Tucked into a shallow
bowl of shady hills,
a gun-metal grey
saucer of a lake
reflects the silhouette
of a small bird of prey
hunting on wings back-swept,
shadowing skylarks and pipits,
playing tag with cumuli
scudding their own penumbrae.

Kim M. Russell, 2017

Related image

Image found on britainandbritishness.com

My response to dVerse Poets Pub Poetics – Seeking Some Shade Today? and linked to Imaginary Garden with Real Toads Tuesday Platform

Lillian tells us that they have had a number of heat waves in Boston this summer, officially described by meteorologists as at least three consecutive days when temperatures reach or exceed 90° F / 32.2° C. She says that when she was growing up, they used to say you could fry an egg on the sidewalk on days like these. Her dad always said It’s a hundred degrees in the shade! Which got her to thinking about that word, shade and sayings such as:

‘Hide not your talents. They for use were made. What’s a sundial in the shade?’ Benjamin Franklin

‘He’s a shady character!’

‘Every shade of feeling finds its expression on a face.’

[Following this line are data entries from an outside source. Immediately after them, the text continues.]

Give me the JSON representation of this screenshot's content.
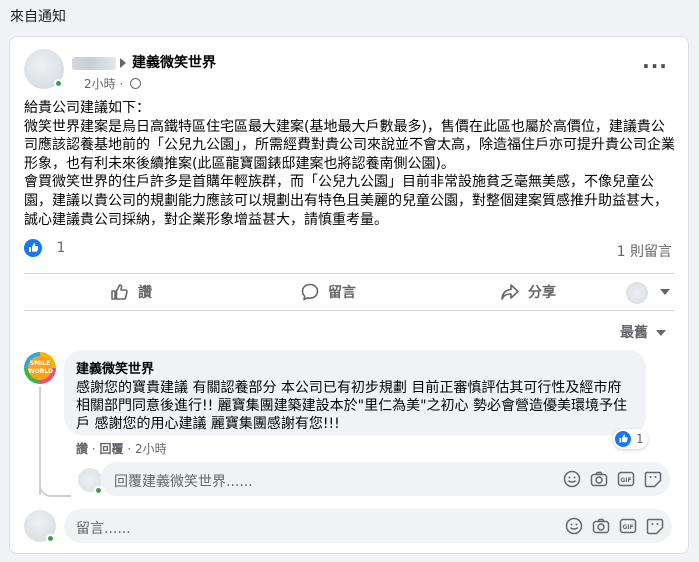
{
  "header": {
    "title": "來自通知"
  },
  "post": {
    "group": "建義微笑世界",
    "time": "2小時",
    "time_sep": "·",
    "text": "給貴公司建議如下：\n微笑世界建案是烏日高鐵特區住宅區最大建案(基地最大戶數最多)，售價在此區也屬於高價位，建議貴公司應該認養基地前的「公兒九公園」，所需經費對貴公司來說並不會太高，除造福住戶亦可提升貴公司企業形象，也有利未來後續推案(此區龍寶園錶邸建案也將認養南側公園)。\n會買微笑世界的住戶許多是首購年輕族群，而「公兒九公園」目前非常設施貧乏毫無美感，不像兒童公園，建議以貴公司的規劃能力應該可以規劃出有特色且美麗的兒童公園，對整個建案質感推升助益甚大，誠心建議貴公司採納，對企業形象增益甚大，請慎重考量。",
    "reaction_count": "1",
    "comment_count": "1 則留言"
  },
  "actions": {
    "like": "讚",
    "comment": "留言",
    "share": "分享"
  },
  "sort": {
    "label": "最舊"
  },
  "comment": {
    "author": "建義微笑世界",
    "avatar_text": "SMILE WORLD",
    "text": "感謝您的寶貴建議 有關認養部分 本公司已有初步規劃 目前正審慎評估其可行性及經市府相關部門同意後進行!! 麗寶集團建築建設本於\"里仁為美\"之初心 勢必會營造優美環境予住戶 感謝您的用心建議 麗寶集團感謝有您!!!",
    "like": "讚",
    "reply": "回覆",
    "sep": "·",
    "time": "2小時",
    "reaction_count": "1"
  },
  "reply_input": {
    "placeholder": "回覆建義微笑世界......"
  },
  "main_input": {
    "placeholder": "留言......"
  },
  "colors": {
    "accent": "#1877f2",
    "online": "#31a24c",
    "muted": "#65676b"
  }
}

Lillian says that there are shade trees, window shades, shades of color, shades of difference, and shades of improvement. Synonyms include shadow, blackness, coolness, dusk, gloominess, semidarkness, obscurity, cover, and a wonderful word that rolls off the tongue, penumbra! She has also shared one of my favorite all-time songs,’Whiter Shade of Pale’.

Lillian would like us to write a poem that includes the word shade, or a derivation of it. We may add a synonym if we wish…but the poem must include the word shade.

 

42 thoughts on “A Day for Shade

  1. “Scudding their own penumbrae” .. is that like chasing their own tail? (smile) I grew up with the phrase 100 degrees in the shade too…and spent many a steamy summer afternoon in the shade of an elm tree in our yard reading the books of Zane Grey given me by a cousin!

    Liked by 1 person

  2. This is a really good response to the D’Verse challenge, and adds a ghostly silver to “shade” in birds that are “playing tag with cumuli / scudding their own penumbrae” there in the reflection of a lake.